Cyclists 'almost as likely' to injure pedestrians as cars

Once distance travelled is factored into accident statistics not much separates riders and drivers

CYCLISTS are creating "an army of walking wounded" says The Times, because riders are almost as likely as motorists to cause injury to pedestrians.

While cars kill five times more pedestrians than bicycles, a rather different picture emerges when "serious injuries are measured as a proportion of distance travelled", the paper says. Cyclists injured 21 pedestrians per billion km travelled in 2012 compared with 24 pedestrians injured by drivers.

So cyclists cause as much damage to pedestrians as cars.No surprise there but the cyclists get away with it need to clamp down on them

 

— Christopher Evans (@profccevans) January 27, 2014

The Times says cycling organisations acknowledge that cyclists who ride on pavements are a threat to the public, but point out that the number of serious accidents is relatively low.
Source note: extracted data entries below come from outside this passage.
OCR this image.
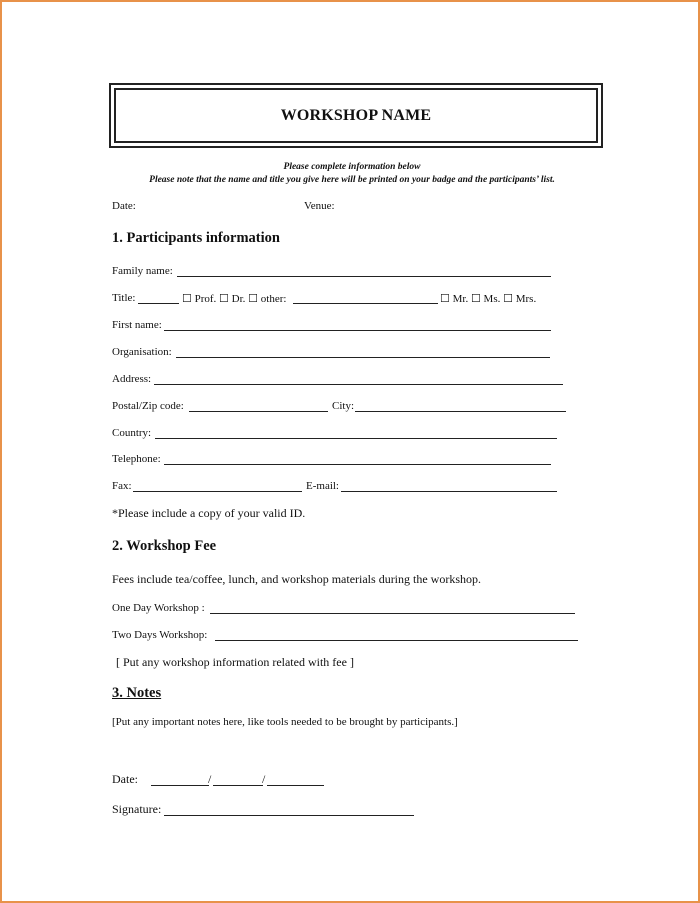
WORKSHOP NAME
Please complete information below
Please note that the name and title you give here will be printed on your badge and the participants’ list.
Date:	Venue:
1. Participants information
Family name:
Title:	☐ Prof. ☐ Dr. ☐ other:	☐ Mr. ☐ Ms. ☐ Mrs.
First name:
Organisation:
Address:
Postal/Zip code:	City:
Country:
Telephone:
Fax:	E-mail:
*Please include a copy of your valid ID.
2. Workshop Fee
Fees include tea/coffee, lunch, and workshop materials during the workshop.
One Day Workshop :
Two Days Workshop:
[ Put any workshop information related with fee ]
3. Notes
[Put any important notes here, like tools needed to be brought by participants.]
Date:	/	/
Signature:
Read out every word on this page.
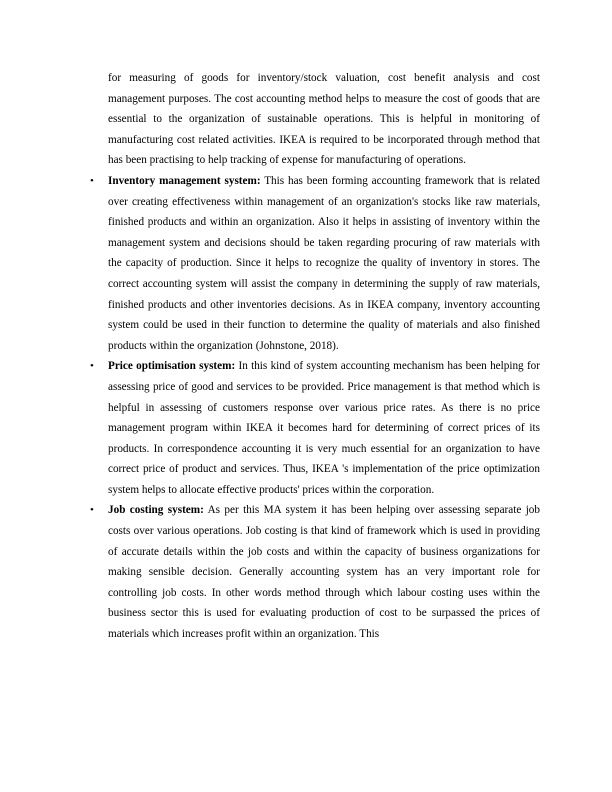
for measuring of goods for inventory/stock valuation, cost benefit analysis and cost management purposes. The cost accounting method helps to measure the cost of goods that are essential to the organization of sustainable operations. This is helpful in monitoring of manufacturing cost related activities. IKEA is required to be incorporated through method that has been practising to help tracking of expense for manufacturing of operations.

• Inventory management system: This has been forming accounting framework that is related over creating effectiveness within management of an organization's stocks like raw materials, finished products and within an organization. Also it helps in assisting of inventory within the management system and decisions should be taken regarding procuring of raw materials with the capacity of production. Since it helps to recognize the quality of inventory in stores. The correct accounting system will assist the company in determining the supply of raw materials, finished products and other inventories decisions. As in IKEA company, inventory accounting system could be used in their function to determine the quality of materials and also finished products within the organization (Johnstone, 2018).

• Price optimisation system: In this kind of system accounting mechanism has been helping for assessing price of good and services to be provided. Price management is that method which is helpful in assessing of customers response over various price rates. As there is no price management program within IKEA it becomes hard for determining of correct prices of its products. In correspondence accounting it is very much essential for an organization to have correct price of product and services. Thus, IKEA 's implementation of the price optimization system helps to allocate effective products' prices within the corporation.

• Job costing system: As per this MA system it has been helping over assessing separate job costs over various operations. Job costing is that kind of framework which is used in providing of accurate details within the job costs and within the capacity of business organizations for making sensible decision. Generally accounting system has an very important role for controlling job costs. In other words method through which labour costing uses within the business sector this is used for evaluating production of cost to be surpassed the prices of materials which increases profit within an organization. This
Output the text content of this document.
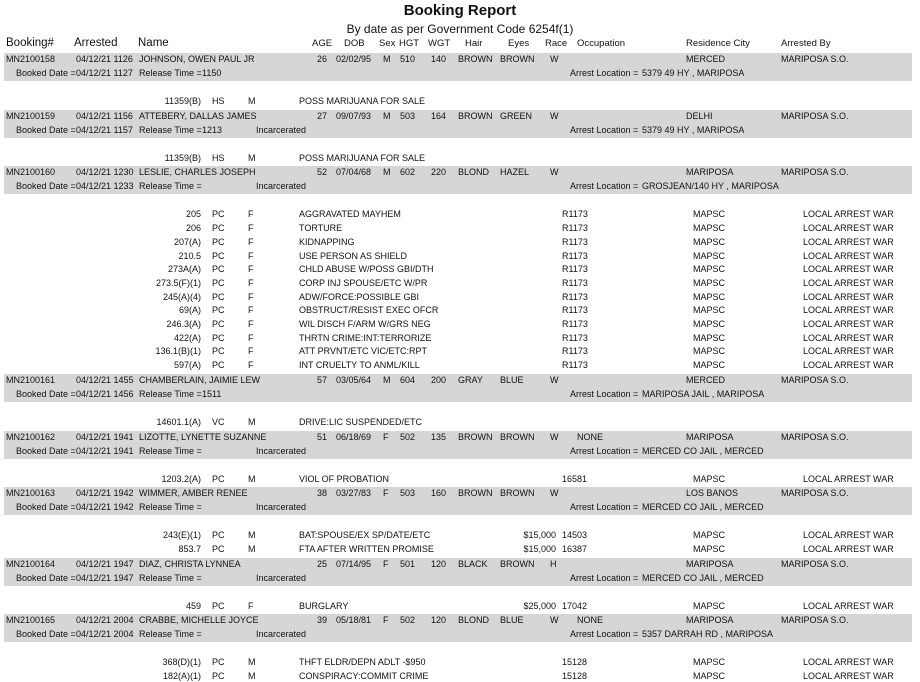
Booking Report
By date as per Government Code 6254f(1)
Booking# Arrested Name	AGE DOB Sex HGT WGT Hair	Eyes Race Occupation	Residence City	Arrested By
MN2100158 04/12/21 1126 JOHNSON, OWEN PAUL JR	26 02/02/95 M 510 140 BROWN BROWN W	MERCED	MARIPOSA S.O.
Booked Date = 04/12/21 1127 Release Time = 1150	Arrest Location = 5379 49 HY , MARIPOSA
11359(B) HS	M	POSS MARIJUANA FOR SALE
MN2100159 04/12/21 1156 ATTEBERY, DALLAS JAMES	27 09/07/93 M 503 164 BROWN GREEN W	DELHI	MARIPOSA S.O.
Booked Date = 04/12/21 1157 Release Time = 1213	Incarcerated	Arrest Location = 5379 49 HY , MARIPOSA
11359(B) HS	M	POSS MARIJUANA FOR SALE
MN2100160 04/12/21 1230 LESLIE, CHARLES JOSEPH	52 07/04/68 M 602 220 BLOND HAZEL W	MARIPOSA	MARIPOSA S.O.
Booked Date = 04/12/21 1233 Release Time =	Incarcerated	Arrest Location = GROSJEAN/140 HY , MARIPOSA
205 PC	F	AGGRAVATED MAYHEM	R1173	MAPSC	LOCAL ARREST WAR
206 PC	F	TORTURE	R1173	MAPSC	LOCAL ARREST WAR
207(A) PC	F	KIDNAPPING	R1173	MAPSC	LOCAL ARREST WAR
210.5 PC	F	USE PERSON AS SHIELD	R1173	MAPSC	LOCAL ARREST WAR
273A(A) PC	F	CHLD ABUSE W/POSS GBI/DTH	R1173	MAPSC	LOCAL ARREST WAR
273.5(F)(1) PC	F	CORP INJ SPOUSE/ETC W/PR	R1173	MAPSC	LOCAL ARREST WAR
245(A)(4) PC	F	ADW/FORCE:POSSIBLE GBI	R1173	MAPSC	LOCAL ARREST WAR
69(A) PC	F	OBSTRUCT/RESIST EXEC OFCR	R1173	MAPSC	LOCAL ARREST WAR
246.3(A) PC	F	WIL DISCH F/ARM W/GRS NEG	R1173	MAPSC	LOCAL ARREST WAR
422(A) PC	F	THRTN CRIME:INT:TERRORIZE	R1173	MAPSC	LOCAL ARREST WAR
136.1(B)(1) PC	F	ATT PRVNT/ETC VIC/ETC:RPT	R1173	MAPSC	LOCAL ARREST WAR
597(A) PC	F	INT CRUELTY TO ANML/KILL	R1173	MAPSC	LOCAL ARREST WAR
MN2100161 04/12/21 1455 CHAMBERLAIN, JAIMIE LEW	57 03/05/64 M 604 200 GRAY BLUE	W	MERCED	MARIPOSA S.O.
Booked Date = 04/12/21 1456 Release Time = 1511	Arrest Location = MARIPOSA JAIL , MARIPOSA
14601.1(A) VC	M	DRIVE:LIC SUSPENDED/ETC
MN2100162 04/12/21 1941 LIZOTTE, LYNETTE SUZANNE	51 06/18/69 F 502 135 BROWN BROWN W NONE	MARIPOSA	MARIPOSA S.O.
Booked Date = 04/12/21 1941 Release Time =	Incarcerated	Arrest Location = MERCED CO JAIL , MERCED
1203.2(A) PC	M	VIOL OF PROBATION	16581	MAPSC	LOCAL ARREST WAR
MN2100163 04/12/21 1942 WIMMER, AMBER RENEE	38 03/27/83 F 503 160 BROWN BROWN W	LOS BANOS	MARIPOSA S.O.
Booked Date = 04/12/21 1942 Release Time =	Incarcerated	Arrest Location = MERCED CO JAIL , MERCED
243(E)(1) PC	M	BAT:SPOUSE/EX SP/DATE/ETC	$15,000 14503	MAPSC	LOCAL ARREST WAR
853.7 PC	M	FTA AFTER WRITTEN PROMISE	$15,000 16387	MAPSC	LOCAL ARREST WAR
MN2100164 04/12/21 1947 DIAZ, CHRISTA LYNNEA	25 07/14/95 F 501 120 BLACK BROWN H	MARIPOSA	MARIPOSA S.O.
Booked Date = 04/12/21 1947 Release Time =	Incarcerated	Arrest Location = MERCED CO JAIL , MERCED
459 PC	F	BURGLARY	$25,000 17042	MAPSC	LOCAL ARREST WAR
MN2100165 04/12/21 2004 CRABBE, MICHELLE JOYCE	39 05/18/81 F 502 120 BLOND BLUE	W NONE	MARIPOSA	MARIPOSA S.O.
Booked Date = 04/12/21 2004 Release Time =	Incarcerated	Arrest Location = 5357 DARRAH RD , MARIPOSA
368(D)(1) PC	M	THFT ELDR/DEPN ADLT -$950	15128	MAPSC	LOCAL ARREST WAR
182(A)(1) PC	M	CONSPIRACY:COMMIT CRIME	15128	MAPSC	LOCAL ARREST WAR
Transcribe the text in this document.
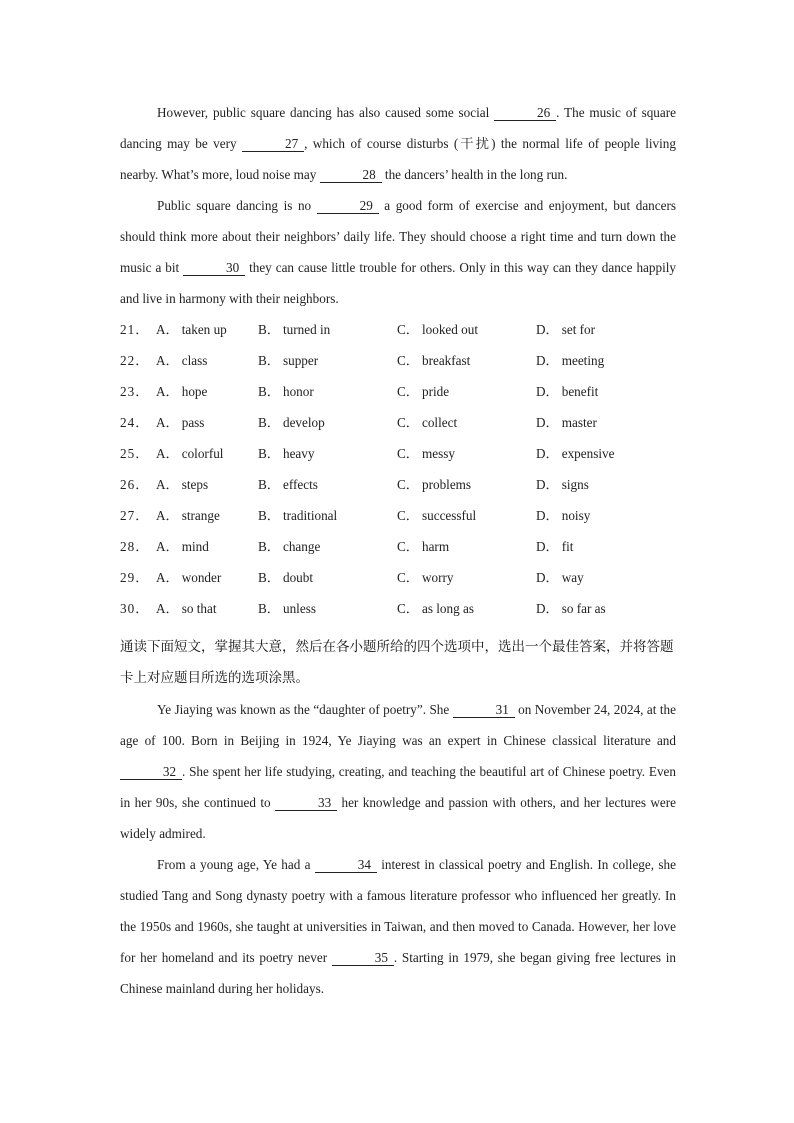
However, public square dancing has also caused some social	26 . The music of square dancing may be very	27 , which of course disturbs (干扰) the normal life of people living nearby. What’s more, loud noise may	28 the dancers’ health in the long run.

Public square dancing is no	29 a good form of exercise and enjoyment, but dancers should think more about their neighbors’ daily life. They should choose a right time and turn down the music a bit	30 they can cause little trouble for others. Only in this way can they dance happily and live in harmony with their neighbors.

21． A． taken up	B． turned in	C． looked out	D． set for
22． A． class	B． supper	C． breakfast	D． meeting
23． A． hope	B． honor	C． pride	D． benefit
24． A． pass	B． develop	C． collect	D． master
25． A． colorful	B． heavy	C． messy	D． expensive
26． A． steps	B． effects	C． problems	D． signs
27． A． strange	B． traditional	C． successful	D． noisy
28． A． mind	B． change	C． harm	D． fit
29． A． wonder	B． doubt	C． worry	D． way
30． A． so that	B． unless	C． as long as	D． so far as

通读下面短文，掌握其大意，然后在各小题所给的四个选项中，选出一个最佳答案，并将答题卡上对应题目所选的选项涂黑。

Ye Jiaying was known as the “daughter of poetry”. She	31 on November 24, 2024, at the age of 100. Born in Beijing in 1924, Ye Jiaying was an expert in Chinese classical literature and 32 . She spent her life studying, creating, and teaching the beautiful art of Chinese poetry. Even in her 90s, she continued to	33 her knowledge and passion with others, and her lectures were widely admired.

From a young age, Ye had a	34 interest in classical poetry and English. In college, she studied Tang and Song dynasty poetry with a famous literature professor who influenced her greatly. In the 1950s and 1960s, she taught at universities in Taiwan, and then moved to Canada. However, her love for her homeland and its poetry never	35 . Starting in 1979, she began giving free lectures in Chinese mainland during her holidays.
Only about 20 pedestrians are "seriously injured" each year by riders taking to the pavement. Most collisions occur "when pedestrians step out into the road without seeing or hearing a cyclist", The Times says. 

Roger Geffen, policy director at CTC, the national cycling charity, agrees it is important not to "overstate" the level of conflict between riders and pedestrians. Collisions between riders and pedestrians would be reduced even further if the UK invested in "high-quality cycle tracks" that stopped cyclists and people on foot coming into contact, he said.

@BloomingCyclist @thetimes @Velocentric Yeah, all you really need to know are pedestrians killed by cyclists = 1, peds killed by cars = 253

 

— Mr. T in DC (@MrTinDC) January 27, 2014

The Times readily acknowledges that cars are responsible for a far higher number of deaths and serious injuries "in absolute terms".

One pedestrian was killed by a cyclist and 78 were seriously injured in 2012. At the same time, 253 pedestrians were killed by drivers in urban areas and 4,426 were seriously injured.

Writing in The Guardian, Zoe Williams says pedestrians need to develop a sense of "self-righteousness" that equals that of cyclists.

"Pedestrians never object en masse; they don't self-identify as 'pedestrians' and they never say how outrageous it is how many of them die," she writes. "Cyclists are no more sinned against than pedestrians, and yet have a greater sense of outrage and more solidarity."